COVID-19 brings with it a lot of anxiety and uncertainty. In addition, the nature of the pandemic has changed the way that separation or divorce can be handled. Some may ask questions akin to the following:
- How can I meet with a lawyer for when I’m social distancing and offices are closed?
- Can I still create and implement my separation agreement?
- Should I delay my separation agreement until the effects of COVID-19 stabilize?
As we’ve mentioned in a previous post, we have chosen to operate our Firm remotely. We are prepared to service your needs in a manner that is safest for you and our staff. Therefore, we have elected to communicate to our clients via telephone, email, and video conference. As a result, we are able to prepare and negotiate separation agreements remotely during the coronavirus pandemic.
To summarize, the answers to the first two questions above are: we offer our services remotely and yes, respectively.
It’s no secret that the coronavirus pandemic is heavily impacting every aspect of our lives in unprecedented ways.
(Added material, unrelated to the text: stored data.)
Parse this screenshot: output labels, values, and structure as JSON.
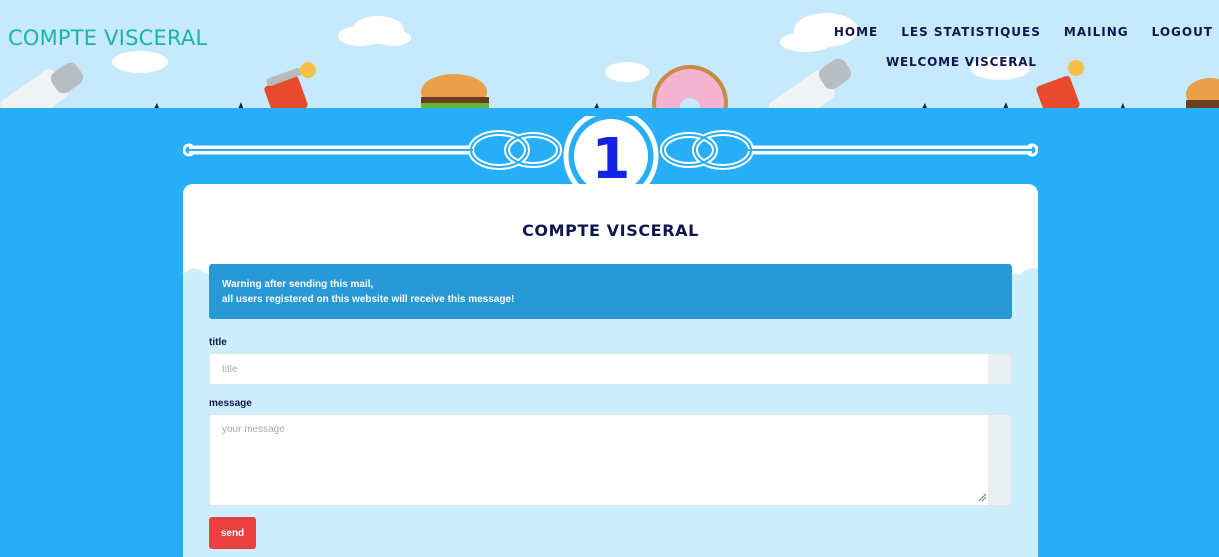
{
  "brand": "COMPTE VISCERAL",
  "nav": {
    "home": "HOME",
    "stats": "LES STATISTIQUES",
    "mailing": "MAILING",
    "logout": "LOGOUT"
  },
  "welcome": "WELCOME VISCERAL",
  "step_number": "1",
  "card": {
    "title": "COMPTE VISCERAL",
    "alert_line1": "Warning after sending this mail,",
    "alert_line2": "all users registered on this website will receive this message!"
  },
  "form": {
    "title_label": "title",
    "title_placeholder": "title",
    "message_label": "message",
    "message_placeholder": "your message",
    "send_label": "send"
  },
  "colors": {
    "sky": "#c6e9fb",
    "water": "#26aef7",
    "brand": "#19b7a1",
    "navy": "#101651",
    "alert": "#2799d6",
    "send": "#ea4040"
  }
}
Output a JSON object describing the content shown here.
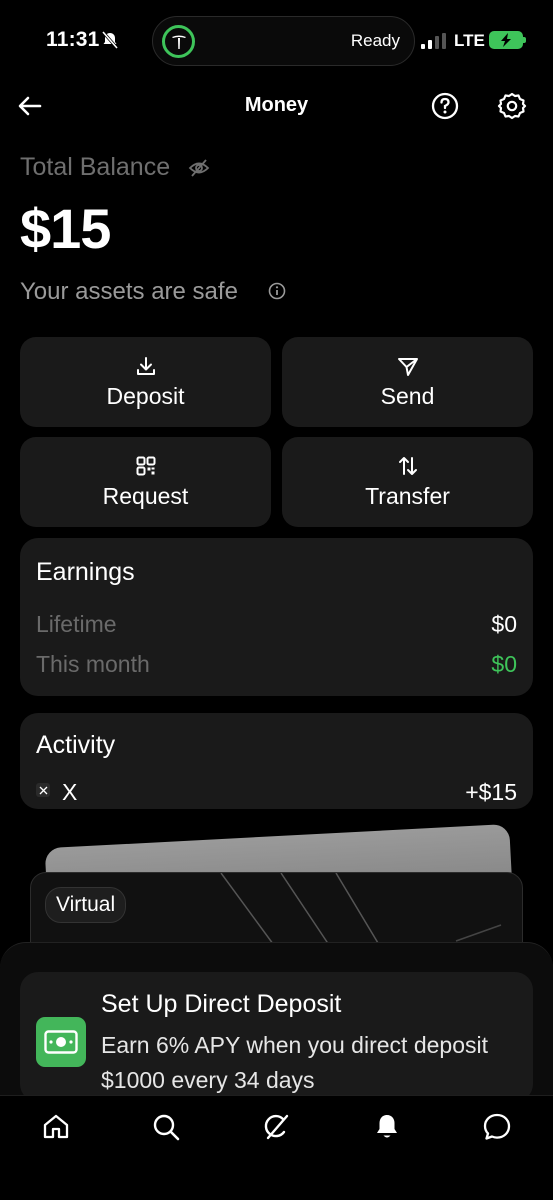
{
  "status_bar": {
    "time": "11:31",
    "live_activity_text": "Ready",
    "network": "LTE",
    "accent_green": "#3ec45a"
  },
  "header": {
    "title": "Money",
    "back_icon": "arrow-left-icon",
    "help_icon": "help-circle-icon",
    "settings_icon": "gear-icon"
  },
  "balance": {
    "label": "Total Balance",
    "value": "$15",
    "safety_note": "Your assets are safe"
  },
  "actions": [
    {
      "label": "Deposit",
      "icon": "download-icon"
    },
    {
      "label": "Send",
      "icon": "send-icon"
    },
    {
      "label": "Request",
      "icon": "qr-code-icon"
    },
    {
      "label": "Transfer",
      "icon": "swap-arrows-icon"
    }
  ],
  "earnings": {
    "title": "Earnings",
    "rows": [
      {
        "label": "Lifetime",
        "value": "$0"
      },
      {
        "label": "This month",
        "value": "$0"
      }
    ]
  },
  "activity": {
    "title": "Activity",
    "items": [
      {
        "name": "X",
        "amount": "+$15"
      }
    ]
  },
  "virtual_card": {
    "badge": "Virtual"
  },
  "direct_deposit": {
    "title": "Set Up Direct Deposit",
    "subtitle": "Earn 6% APY when you direct deposit $1000 every 34 days",
    "icon": "cash-icon",
    "icon_color": "#43b65a"
  },
  "tabbar": {
    "items": [
      "home-icon",
      "search-icon",
      "grok-icon",
      "notifications-icon",
      "messages-icon"
    ]
  }
}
Below, you’ll find some information regarding how COVID-19 affects the economy and ultimately your separation agreement. It may shed light towards answering the third question stated above.
Examples of Potential Risks
Investments. Assets are generally valued at the date the agreement is made, not the date of your separation. Thus, with the volatility that the market is currently facing, the value of your divided assets may increase or decrease. When dividing your assets during separation, you may then be forced to sell your investments at a fraction of their purchase price.
When seeking legal and financial advice, you can mitigate these risks. For example, a lawyer can help you draft an agreement that has terms specifying that assets be sold in the future when the market stabilizes. In this case, holding on to the investment may be a smarter choice. Another option you may be given is to divide your investments in specie. This term means to simply deliver the investment in its current form as opposed to its monetary equivalent. Therefore, the partner may be able to hold on to them until the market stabilizes prior to cashing them out.
- Real Estate. There will likely be an oversupply of housing and a decrease in demand to buy. As a result, property values will drop and again, you run the risk of selling at a low price.
- RRSPs. They, too, are very likely to be worth significantly less if you were to cash them out during the COVID-19 pandemic.